En el coqueto y modesto hotelito de la costa británica que regenta la señorita Pat Cooper (Wendy Hiller), en el que transcurren los cien minutos de metraje, se da cita un curioso grupo de huéspedes residentes, cada uno con su propia historia, pero, a su vez, extrañamente envueltos en los avatares de sus compañeros de alojamiento. El primero, la relación que la dueña de la casa mantiene, más o menos secretamente, con el periodista John Malcolm (Burt Lancaster), un hombre que arrastra un pasado de desencanto y frustación que lo mantiene anclado a la bebida. Por otra parte, la joven Sibyl (una impresionante Deborah Kerr), una muchacha tímida y pusilánime, no logra sacudirse el dominio que sobre ella ejerce su madre, Mrs. Railton-Bell (Gladys Cooper), que pasa sus días en compañía de otra vieja chismosa, Lady Matheson (Cathleen Nesbitt). El gran animador del lugar es el comandante Pollock (grandioso David Niven, premiado con el Óscar por su personaje), militar retirado que no cesa de recordar sus experiencias en el norte de África durante la Segunda Guerra Mundial. Otros huéspedes más o menos circunstanciales son Fowler, veterano profesor de cultura griega (Felix Aylmer), Miss Meacham (May Hallatt), una solterona obsesionada con las apuestas, y dos jóvenes novios que, ante los demás, se hacen pasar por estudiantes que preparan sus exámenes de Medicina (Rod Taylor y Audrey Dalton). El pacífico equilibro del tranquilo aburrimiento del hotel se quiebra debido a una doble circunstancia: en primer lugar, la llegada de Ann Shankland (Rita Hayworth), famoso personaje del mundo de las revistas del corazón que es, además, la antigua esposa de Malcolm; en segundo término, la publicación de una noticia en la prensa que cubre de vergüenza a uno de los huéspedes, y que, además, revela la falsedad de su identidad.

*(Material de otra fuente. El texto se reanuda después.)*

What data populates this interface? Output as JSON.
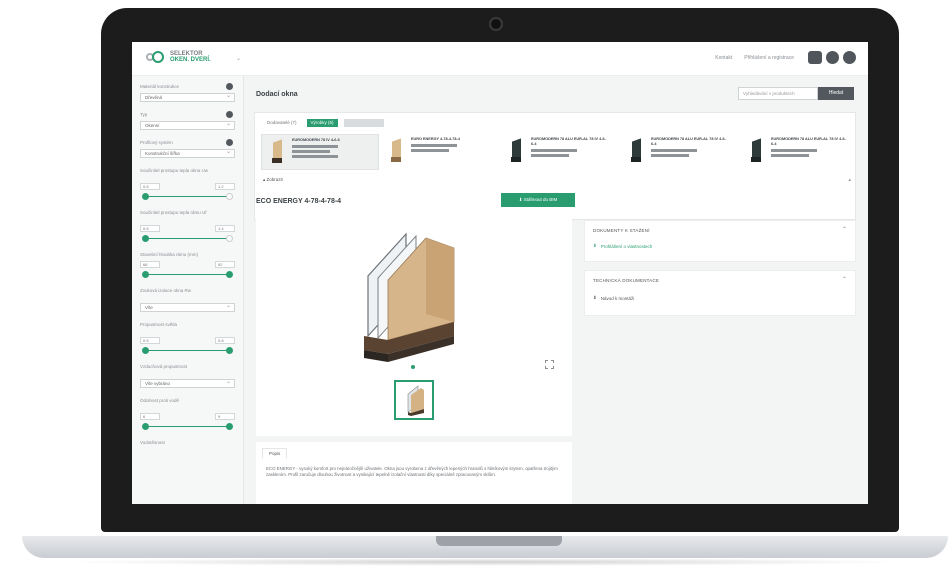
{
  "topbar": {
    "logo_line1": "SELEKTOR",
    "logo_line2": "OKEN. DVERÍ.",
    "links": [
      "Kontakt",
      "Přihlášení a registrace"
    ],
    "icons": [
      "youtube-icon",
      "facebook-icon",
      "user-icon"
    ]
  },
  "sidebar": {
    "filters": [
      {
        "label": "Materiál konstrukce",
        "value": "Dřevěná"
      },
      {
        "label": "Typ",
        "value": "Okenní"
      },
      {
        "label": "Profilový systém",
        "value": "Konstrukční šířka"
      },
      {
        "label": "Součinitel prostupu tepla okna Uw",
        "min": "0.6",
        "max": "1.2"
      },
      {
        "label": "Součinitel prostupu tepla rámu Uf",
        "min": "0.6",
        "max": "1.4"
      },
      {
        "label": "Stavební hloubka rámu (mm)",
        "min": "68",
        "max": "92"
      },
      {
        "label": "Zvuková izolace okna Rw",
        "value": "Vše"
      },
      {
        "label": "Propustnost světla",
        "min": "0.5",
        "max": "0.8"
      },
      {
        "label": "Vzduchová propustnost",
        "value": "Vše vybráno"
      },
      {
        "label": "Odolnost proti vodě",
        "min": "6",
        "max": "9"
      },
      {
        "label": "Vodotěsnost"
      }
    ]
  },
  "main": {
    "title": "Dodací okna",
    "search_placeholder": "Vyhledávání v produktech",
    "search_button": "Hledat",
    "tabs": [
      "Dodavatelé (7)",
      "Výrobky (5)",
      ""
    ],
    "cards": [
      {
        "name": "EUROMODERN 78 IV 4-6-6",
        "selected": true
      },
      {
        "name": "EURO ENERGY 4-78-4-78-4",
        "selected": false
      },
      {
        "name": "EUROMODERN 78 ALU EUR-AL 78 IV 4-6-6-4",
        "selected": false
      },
      {
        "name": "EUROMODERN 78 ALU EUR-AL 78 IV 4-6-6-4",
        "selected": false
      },
      {
        "name": "EUROMODERN 78 ALU EUR-AL 78 IV 4-6-6-4",
        "selected": false
      }
    ],
    "collapse_label": "Zobrazit",
    "detail_title": "ECO ENERGY 4-78-4-78-4",
    "download_button": "Stáhnout do BIM",
    "description_tab": "Popis",
    "description": "ECO ENERGY - vysoký komfort pro nejnáročnější uživatele. Okna jsou vyrobena z dřevěných lepených hranolů s hliníkovým krytem, opatřena trojitým zasklením. Profil zaručuje dlouhou životnost a vynikající tepelně izolační vlastnosti díky speciálně zpracovaným sklům."
  },
  "panels": [
    {
      "title": "DOKUMENTY K STAŽENÍ",
      "item": "Prohlášení o vlastnostech"
    },
    {
      "title": "TECHNICKÁ DOKUMENTACE",
      "item": "Návod k montáži"
    }
  ],
  "colors": {
    "accent": "#2a9d70",
    "dark": "#52585e",
    "background": "#f3f4f4"
  }
}
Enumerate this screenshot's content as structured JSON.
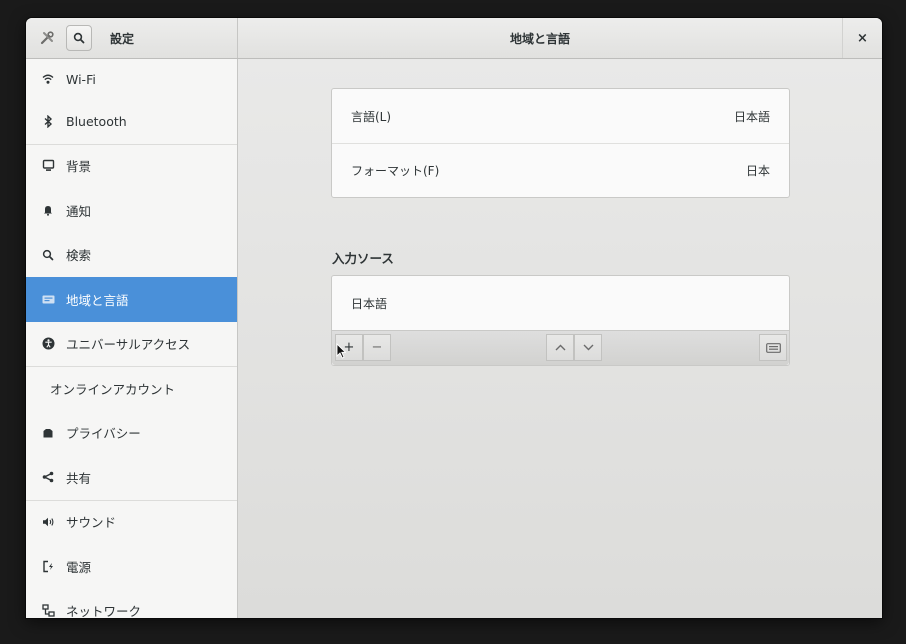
{
  "window": {
    "app_title": "設定",
    "page_title": "地域と言語",
    "close_label": "×"
  },
  "icons": {
    "tools": "tools-icon",
    "search": "search-icon",
    "close": "close-icon",
    "add": "add-icon",
    "remove": "remove-icon",
    "up": "chevron-up-icon",
    "down": "chevron-down-icon",
    "keyboard": "keyboard-icon"
  },
  "colors": {
    "selection": "#4a90d9",
    "window_bg": "#e8e8e7",
    "sidebar_bg": "#f6f6f5"
  },
  "sidebar": {
    "items": [
      {
        "label": "Wi-Fi",
        "icon": "wifi-icon"
      },
      {
        "label": "Bluetooth",
        "icon": "bluetooth-icon"
      },
      {
        "label": "背景",
        "icon": "background-icon"
      },
      {
        "label": "通知",
        "icon": "bell-icon"
      },
      {
        "label": "検索",
        "icon": "search-icon"
      },
      {
        "label": "地域と言語",
        "icon": "region-icon",
        "selected": true
      },
      {
        "label": "ユニバーサルアクセス",
        "icon": "accessibility-icon"
      },
      {
        "label": "オンラインアカウント",
        "icon": ""
      },
      {
        "label": "プライバシー",
        "icon": "privacy-icon"
      },
      {
        "label": "共有",
        "icon": "share-icon"
      },
      {
        "label": "サウンド",
        "icon": "speaker-icon"
      },
      {
        "label": "電源",
        "icon": "power-icon"
      },
      {
        "label": "ネットワーク",
        "icon": "network-icon"
      }
    ]
  },
  "region": {
    "language_label": "言語(L)",
    "language_value": "日本語",
    "format_label": "フォーマット(F)",
    "format_value": "日本",
    "input_sources_title": "入力ソース",
    "input_sources": [
      "日本語"
    ],
    "add_label": "+",
    "remove_label": "−"
  }
}
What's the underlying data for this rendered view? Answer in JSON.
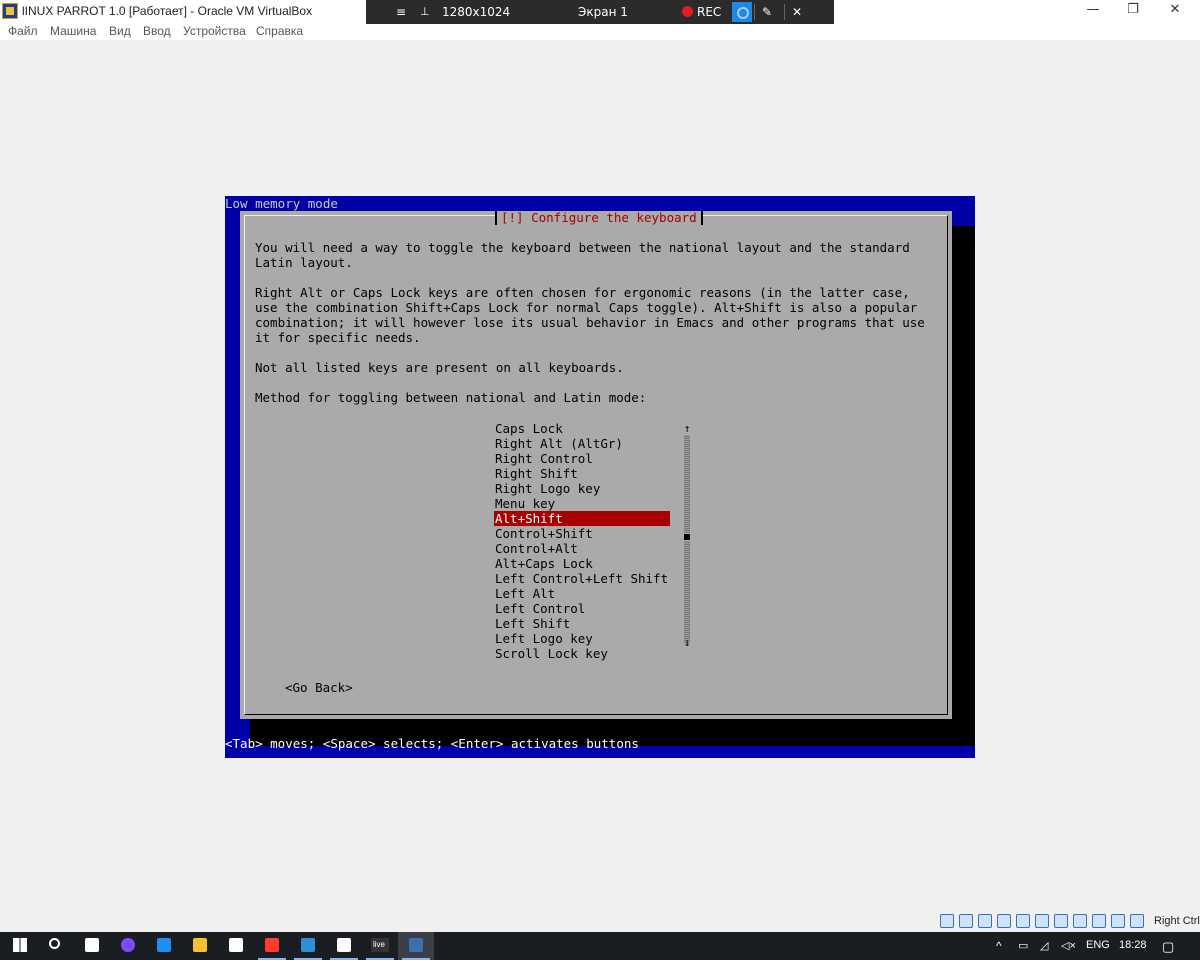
{
  "window": {
    "title": "lINUX PARROT 1.0 [Работает] - Oracle VM VirtualBox",
    "controls": {
      "minimize": "—",
      "maximize": "❐",
      "close": "✕"
    }
  },
  "menu": [
    "Файл",
    "Машина",
    "Вид",
    "Ввод",
    "Устройства",
    "Справка"
  ],
  "mini_toolbar": {
    "menu_icon": "≡",
    "pin_icon": "📌",
    "resolution": "1280x1024",
    "screen": "Экран 1",
    "rec_label": "REC",
    "edit_icon": "✎",
    "close_icon": "✕"
  },
  "console": {
    "top_label": "Low memory mode",
    "dialog_title": "[!] Configure the keyboard",
    "paragraphs": [
      "You will need a way to toggle the keyboard between the national layout and the standard\nLatin layout.",
      "Right Alt or Caps Lock keys are often chosen for ergonomic reasons (in the latter case,\nuse the combination Shift+Caps Lock for normal Caps toggle). Alt+Shift is also a popular\ncombination; it will however lose its usual behavior in Emacs and other programs that use\nit for specific needs.",
      "Not all listed keys are present on all keyboards.",
      "Method for toggling between national and Latin mode:"
    ],
    "options": [
      "Caps Lock",
      "Right Alt (AltGr)",
      "Right Control",
      "Right Shift",
      "Right Logo key",
      "Menu key",
      "Alt+Shift",
      "Control+Shift",
      "Control+Alt",
      "Alt+Caps Lock",
      "Left Control+Left Shift",
      "Left Alt",
      "Left Control",
      "Left Shift",
      "Left Logo key",
      "Scroll Lock key"
    ],
    "selected_index": 6,
    "scroll_position": 0.5,
    "scroll_up": "↑",
    "scroll_down": "↓",
    "go_back": "<Go Back>",
    "help": "<Tab> moves; <Space> selects; <Enter> activates buttons"
  },
  "vbox_status": {
    "icons": [
      "hdd-icon",
      "optical-icon",
      "audio-icon",
      "network-icon",
      "usb-icon",
      "shared-folders-icon",
      "display-icon",
      "video-capture-icon",
      "cpu-icon",
      "mouse-integration-icon",
      "arrow-icon"
    ],
    "host_key": "Right Ctrl"
  },
  "taskbar": {
    "icons": [
      "windows-start-icon",
      "search-icon",
      "task-view-icon",
      "alice-icon",
      "edge-icon",
      "file-explorer-icon",
      "store-icon",
      "yandex-browser-icon",
      "contacts-icon",
      "mail-icon",
      "live-icon",
      "virtualbox-icon"
    ],
    "live_label": "live",
    "tray": {
      "chevron": "^",
      "lang": "ENG",
      "time": "18:28"
    }
  },
  "colors": {
    "console_blue": "#0000a8",
    "dialog_gray": "#aaaaaa",
    "title_red": "#a80000",
    "selection_red": "#a80000",
    "taskbar": "#1a1d22"
  }
}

Como buena adaptación teatral, no solo no rehúye, sino que aprovecha las limitaciones espaciales de la historia para hacer de la necesidad virtud. Mann fragmenta el espacio del hotel para conformar distintos escenarios paralelos y distribuir las presencias y ausencias de los personajes, sus encuentros y sus diálogos, con las zonas comunes como foco de atención principal, con puntuales excursiones a determinadas habitaciones, la cocina, la recepción, las dependencias privadas de Pat o la terraza exterior, poseedora esta de un valor narrativo crucial en la relación retomada entre Ann y Malcolm. Naturalmente, la gran fuerza de la historia radica en el texto y en el reparto, que administran magníficamente los distintos giros del argumento y la inversión de la carga moral y emocional de las sucesivas escenas, que alteran sus relaciones y sus estados de ánimo y en las que dominan la nobleza y el anhelo de romper con la soledad en la que viven todos estos territorios humanos, como islas próximas a la costa pero incomunicadas con ella. La narración funciona a distintos niveles, y si en un primer plano se exponen el juego de odios aparentes y ascuas ardiendo de la pareja Malcolm-Ann, la sumisión de Sybil para con su madre y las dudas y angustias de Pollock, el retrato colectivo de los distintos personajes y de sus relaciones ofrece un mosaico prácticamente completo del devenir de las relaciones amorosas entre un hombre y una mujer. De este modo, asistimos al cortejo (en los temerosos inicios, por ambas partes, de la relación entre Sibyl y Pollock), la pasión (los jóvenes estudiantes), el compromiso (Malcolm y Pat), el matrimonio, el abandono y el espejismo de la reconciliación (el triángulo que forman Malcolm, Pat y Ann) y la viudez y la soledad (Lady Matheson, Mrs. Railton-Bell, tal vez Fowler y Miss Meacham). Continuar leyendo “Territorios humanos: Mesas separadas (Separate tables, Delbert Mann, 1958)”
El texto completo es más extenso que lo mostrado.